English judges want to preserve companies as going concerns if they can; but in the final analysis, their priority is to ensure that husbands and wives have enough on divorce to meet their financial needs. They will look at whether businesses have assets which can be sold, or borrowed against, to release capital. They can and will transfer shares from one spouse to another. They will analyse, in detail, the income a business generates to see how much maintenance can be paid.
Moreover, the process itself is highly intrusive. An English court will expect detailed disclosure of the business‘s financial position; and potentially an independent valuation by a forensic accountant. The time and trouble of having a business subjected to an accountant’s microscope is significant.

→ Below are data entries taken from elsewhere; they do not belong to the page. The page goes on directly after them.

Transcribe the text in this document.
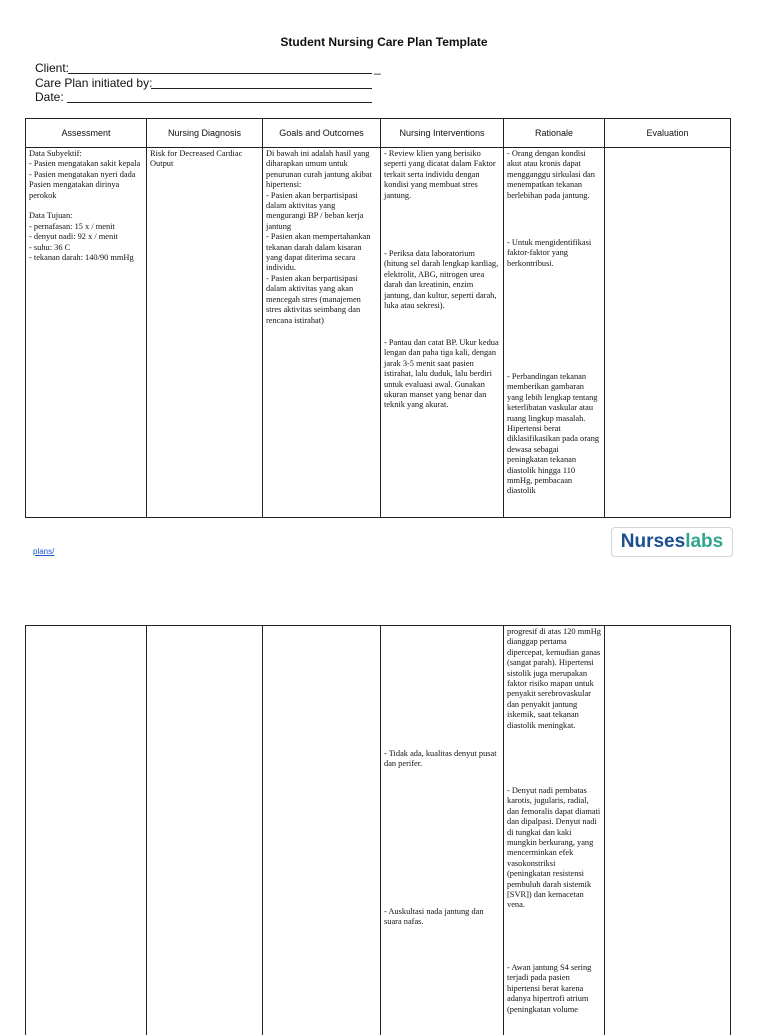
Student Nursing Care Plan Template
Client:	_
Care Plan initiated by:
Date:
Assessment
Data Subyektif:
- Pasien mengatakan sakit kepala
- Pasien mengatakan nyeri dada
Pasien mengatakan dirinya perokok

Data Tujuan:
- pernafasan: 15 x / menit
- denyut nadi: 92 x / menit
- suhu: 36 C
- tekanan darah: 140/90 mmHg
Nursing Diagnosis
Risk for Decreased Cardiac Output
Goals and Outcomes
Di bawah ini adalah hasil yang diharapkan umum untuk penurunan curah jantung akibat hipertensi:
- Pasien akan berpartisipasi dalam aktivitas yang mengurangi BP / beban kerja jantung
- Pasien akan mempertahankan tekanan darah dalam kisaran yang dapat diterima secara individu.
- Pasien akan berpartisipasi dalam aktivitas yang akan mencegah stres (manajemen stres aktivitas seimbang dan rencana istirahat)
Nursing Interventions
- Review klien yang berisiko seperti yang dicatat dalam Faktor terkait serta individu dengan kondisi yang membuat stres jantung.
- Periksa data laboratorium (hitung sel darah lengkap kardiag, elektrolit, ABG, nitrogen urea darah dan kreatinin, enzim jantung, dan kultur, seperti darah, luka atau sekresi).
- Pantau dan catat BP. Ukur kedua lengan dan paha tiga kali, dengan jarak 3-5 menit saat pasien istirahat, lalu duduk, lalu berdiri untuk evaluasi awal. Gunakan ukuran manset yang benar dan teknik yang akurat.
Rationale
- Orang dengan kondisi akut atau kronis dapat mengganggu sirkulasi dan menempatkan tekanan berlebihan pada jantung.
- Untuk mengidentifikasi faktor-faktor yang berkontribusi.
- Perbandingan tekanan memberikan gambaran yang lebih lengkap tentang keterlibatan vaskular atau ruang lingkup masalah. Hipertensi berat diklasifikasikan pada orang dewasa sebagai peningkatan tekanan diastolik hingga 110 mmHg, pembacaan diastolik
Evaluation
plans/	Nurses labs
- Tidak ada, kualitas denyut pusat dan perifer.
- Auskultasi nada jantung dan suara nafas.
progresif di atas 120 mmHg dianggap pertama dipercepat, kemudian ganas (sangat parah). Hipertensi sistolik juga merupakan faktor risiko mapan untuk penyakit serebrovaskular dan penyakit jantung iskemik, saat tekanan diastolik meningkat.
- Denyut nadi pembatas karotis, jugularis, radial, dan femoralis dapat diamati dan dipalpasi. Denyut nadi di tungkai dan kaki mungkin berkurang, yang mencerminkan efek vasokonstriksi (peningkatan resistensi pembuluh darah sistemik [SVR]) dan kemacetan vena.
- Awan jantung S4 sering terjadi pada pasien hipertensi berat karena adanya hipertrofi atrium (peningkatan volume
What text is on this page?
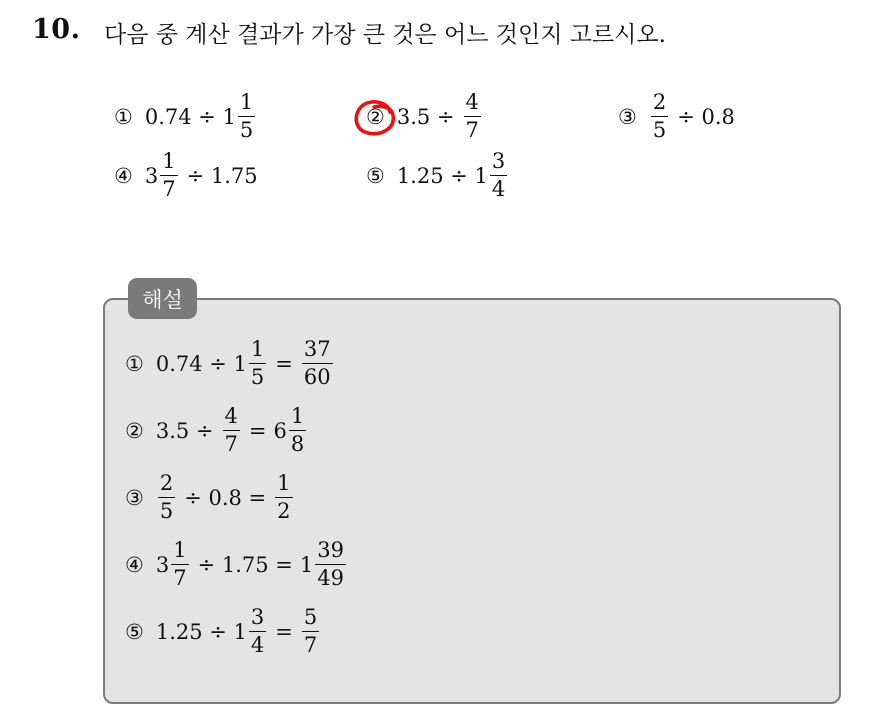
10. 다음 중 계산 결과가 가장 큰 것은 어느 것인지 고르시오.
① $0.74 \div 1 \frac{1}{5}$	② $3.5 \div \frac{4}{7}$	③ $\frac{2}{5} \div 0.8$
④ $3 \frac{1}{7} \div 1.75$	⑤ $1.25 \div 1 \frac{3}{4}$
해설
① $0.74 \div 1 \frac{1}{5} = \frac{37}{60}$
② $3.5 \div \frac{4}{7} = 6 \frac{1}{8}$
③ $\frac{2}{5} \div 0.8 = \frac{1}{2}$
④ $3 \frac{1}{7} \div 1.75 = 1 \frac{39}{49}$
⑤ $1.25 \div 1 \frac{3}{4} = \frac{5}{7}$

Since 2010, following Radmacher v. Granatino (Farrer’s case in the Supreme Court), English courts will uphold pre-nuptial agreements which have been “freely entered into … with a full appreciation of [their] implications unless in the circumstances prevailing it would not be fair” to do so. They will respect the free choice of two adults to organise their financial affairs as they wish, and strike their own bargain on marriage.
“Fairness” comes in two parts. First, both party’s financial needs must be met on divorce; if not from his or her own resources, the court will expect the other party to make appropriate arrangements. Second, proper procedure needs to be followed: so both parties need independent legal advice, and must give full disclosure of their financial position.
If these tests are met, a pre-nuptial agreement can provide a clear and decisive statement to ring-fence claims against pre-acquired, inherited or business wealth. A shareholding, or a dividend stream, can be kept separate from other assets and put to one side.
So the heir to a family business would be well-advised to sign one in good time before the wedding. He can then return to poetry in confidence.